On Monday, NSW Treasurer Daniel Mookhey said Labor inherited the largest debt in the state's history and delayed the budget until September.

The state's newly sworn-in Minister for Health, Ryan Park, told Nursing Review it would continue to strive for better healthcare and a larger workforce despite its debt.

"It won't be easy to undo 12 years of neglect' of our state's health and hospital system," Mr Park said.

"But the new government is determined to make a start, and boosting our healthcare workforce will be at the centre of that effort."

Minns said it would set up a Royal Commission into the state's healthcare after a Health Services Union (HSU)'s report revealed 'critical issues' in the system.

The report said it was 'cracking under the pressure of a post-pandemic increase in demand for services.'

"The special commission of inquiry will play a critical role in ensuring health funding goes further and farther in delivering for our taxpayers and those who require the services of our health system," Mr Park said.

"Guiding that process will be the surgical care task force."

Mr Park said the NSW health department would have 'more to say about the terms of reference in due course.'

On Monday, Mr Mookhey said the 2023-24 budget was delayed by three months as the government reviewed what services could be cut.

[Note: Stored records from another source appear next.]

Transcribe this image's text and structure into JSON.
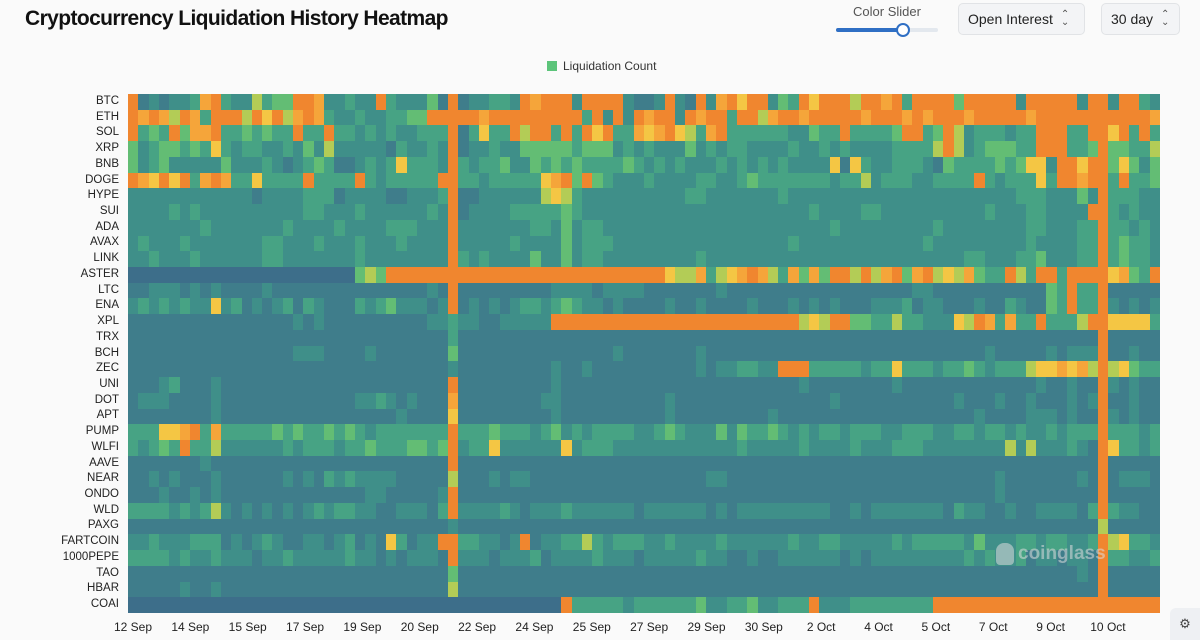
{
  "title": "Cryptocurrency Liquidation History Heatmap",
  "controls": {
    "color_slider_label": "Color Slider",
    "color_slider_value": 0.65,
    "metric_select": "Open Interest",
    "range_select": "30 day"
  },
  "colors": {
    "accent": "#2f6fc4",
    "palette": [
      "#3d6e8a",
      "#3f7d8b",
      "#3f8f89",
      "#47a384",
      "#63bd74",
      "#b3cc56",
      "#f4c644",
      "#f5a53a",
      "#f0862f"
    ]
  },
  "watermark": "coinglass",
  "chart_data": {
    "type": "heatmap",
    "title": "Cryptocurrency Liquidation History Heatmap",
    "legend": [
      "Liquidation Count"
    ],
    "legend_placement": "top-center",
    "value_scale": "levels 0 (low) to 8 (high)",
    "rows": [
      "BTC",
      "ETH",
      "SOL",
      "XRP",
      "BNB",
      "DOGE",
      "HYPE",
      "SUI",
      "ADA",
      "AVAX",
      "LINK",
      "ASTER",
      "LTC",
      "ENA",
      "XPL",
      "TRX",
      "BCH",
      "ZEC",
      "UNI",
      "DOT",
      "APT",
      "PUMP",
      "WLFI",
      "AAVE",
      "NEAR",
      "ONDO",
      "WLD",
      "PAXG",
      "FARTCOIN",
      "1000PEPE",
      "TAO",
      "HBAR",
      "COAI"
    ],
    "x_ticks": [
      "12 Sep",
      "14 Sep",
      "15 Sep",
      "17 Sep",
      "19 Sep",
      "20 Sep",
      "22 Sep",
      "24 Sep",
      "25 Sep",
      "27 Sep",
      "29 Sep",
      "30 Sep",
      "2 Oct",
      "4 Oct",
      "5 Oct",
      "7 Oct",
      "9 Oct",
      "10 Oct"
    ],
    "values": [
      "8121223783 2253448872 2322832224 1812233287 8882888821 1282182786 8824386888 5887838888 4888882888 8828828832",
      "8787587388 8586857873 2232233448 8888788888 8888382828 7882878838 8578878888 8788878788 8788888788 8888888887",
      "8343847783 3434338338 3323232233 3813633858 8383868337 6786537833 3333224338 3333488348 5233323388 8338868383",
      "4234434363 2332232425 2222213223 2812232244 4443444232 3222423233 2222322323 2222333358 5234443388 8334844335",
      "4234222224 2223212343 1123236333 2832334224 3434333343 2323222323 2323222261 6322333214 3333434662 8868846424",
      "8768683787 3363333833 3383233333 8833233333 6784843222 3222233223 4333333323 3523332233 3383233363 8878838334",
      "2222222222 2212222333 1222211222 3811222222 5653222222 2222332222 2223222222 2222222222 2222223332 2242833322",
      "2222323222 2222222332 2232222223 2812222333 3343222222 2222222222 2222223222 2332222222 2223222332 2228832322",
      "2222222322 2222232222 3222233322 2822222223 3242332222 2222222222 2222222232 2222222232 2222222332 2233833232",
      "2322232222 2223322232 2232223222 2822222322 2242333222 2222222222 2222322222 2222222322 2222222322 2233834332",
      "2232223222 2223322222 2232222222 2832322224 2242332222 2222232222 2222222222 2222222222 2332223342 2233834332",
      "0000000000 0000000000 0045488888 8888888888 8888888888 8865573567 8753747488 5857847856 5743385388 3888867438",
      "1122212121 1112111111 1111111112 1811111111 1222212222 1111111211 1111111111 1111112211 1111111114 3833811111",
      "2323232262 3121231321 1132342221 2812121233 2343221211 1121121111 2111212121 1122231221 1121132114 3833821212",
      "1111111111 1111112121 1111111112 2322112222 2888888888 8888888888 8888856588 4433533222 6587373383 3358866663",
      "1111111111 1111111111 1111111111 1311111111 1111111111 1111111111 1111111111 1111111111 1111111111 1111811111",
      "1111111111 1111112221 1112111111 1411111111 1111111211 1111121111 1111111111 1111111111 1112111112 1222811211",
      "1111111111 1111111111 1111111111 1211111111 1211211111 1111121223 3228883333 3233633323 3432333566 7675856433",
      "1112311121 1111111111 1111111111 1811111111 1211111111 1111111111 1111121111 1111211111 1111111121 1211821211",
      "1222111121 1111111111 1122321211 1711111111 2211111111 1121111111 1111111121 1111111111 2111211211 1212811211",
      "1111111121 1111111111 1111112111 1611111111 1211111111 1121111111 1121111111 1111111111 1121111222 1211821211",
      "3336678373 3333434334 3432333333 3833343332 3423233332 2343222424 3343232332 3332233322 3323323223 2333833323",
      "3234383352 2222232333 2334333443 4823362222 2262333222 2222222223 2222232222 3222333222 2222252522 2321863323",
      "1111111211 1111111111 1111111111 1811111111 1111111111 1111111111 1111111111 1111111111 1111111111 1111811111",
      "1121211121 1111121213 2322221111 1511121221 1111111111 1111112211 1111111111 1111111111 1111211111 1121812221",
      "1112112121 1111111111 1112211111 2811111111 1111111111 1111111111 1111111111 1111111111 1111211111 1111811111",
      "3333232352 1212121232 3322112221 3822223212 2232222221 2222221212 2222222211 2122222221 3221121122 2213832211",
      "1111111111 1111111111 1111111111 1211111111 1111111111 1111111111 1111111111 1111111111 1111111111 1111511111",
      "2232223331 2123211221 2312163122 8833221281 2233532333 2232222322 2222322332 2222323333 3242223323 3223856332",
      "3333232232 2212232222 2322121222 1822212223 1222232221 2222232211 2112222221 2122222222 2323223122 1221833223",
      "1111111111 1111111111 1111111111 1411111111 1111111111 1111111111 1111111111 1111111111 1111111111 1121811111",
      "1111121121 1111111111 1111111111 1511111111 1111111111 1111111111 1111111111 1111111111 1111111111 1111811111",
      "0000000000 0000000000 0000000000 0000000000 0083333323 3333342233 4223338222 3333333388 8888888888 8888888888"
    ]
  }
}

Among the budget pressures, it needs at least $380m to renew the temporary contracts for over 1,100 nurses, which are due to expire in 2024.

"We're inheriting significant economic challenges and difficult to avoid pressures on the budget, including unfunded government programs," Mr Mookhey said.

"We have high inflation, higher interest rates, historic debt – this is about painting a full and honest picture of what is really going on.

"These challenges can't be fixed overnight. It will take time, and there will be tough choices." 

Mr Mookhey said he was confident Labor had the 'right rescue team' to ensure it could focus on rebuilding essential services.

During the election, Minns strongly advocated improved nurse-to-staffing ratios in NSW's public hospitals. 

He also said he would install 300 additional beds at Rouse Hill Hospital in Sydney's Northwest over a $700m fund.

Moreover, Labor pledged to help 2,000 healthcare students pay for their degrees by providing a $12,000 study subsidy.

Nursing, midwifery and allied health students would be eligible if they promise to work in the healthcare sector for at least five years.

"We're committed to bringing skilled people into our healthcare system in NSW," Minns said in March.

"Labor will make choices to repair our essential services - we'll make tough choices to protect the budget, and we'll choose to end pork barrelling across the state."

HSU chief, Gerard Hayes, told Nursing Review he approved of the Minns government committing to a Royal Commission task force to repair to state's healthcare system.

"We need to look at the whole system and see where the movement of expenditure is," Mr Hayes said.

"Because one area can positively affect the other – it may be one area of concern, but if none gets resolved, there's no change in the system.

"Clearly, much more needs to be done, but the government's moving in the right direction."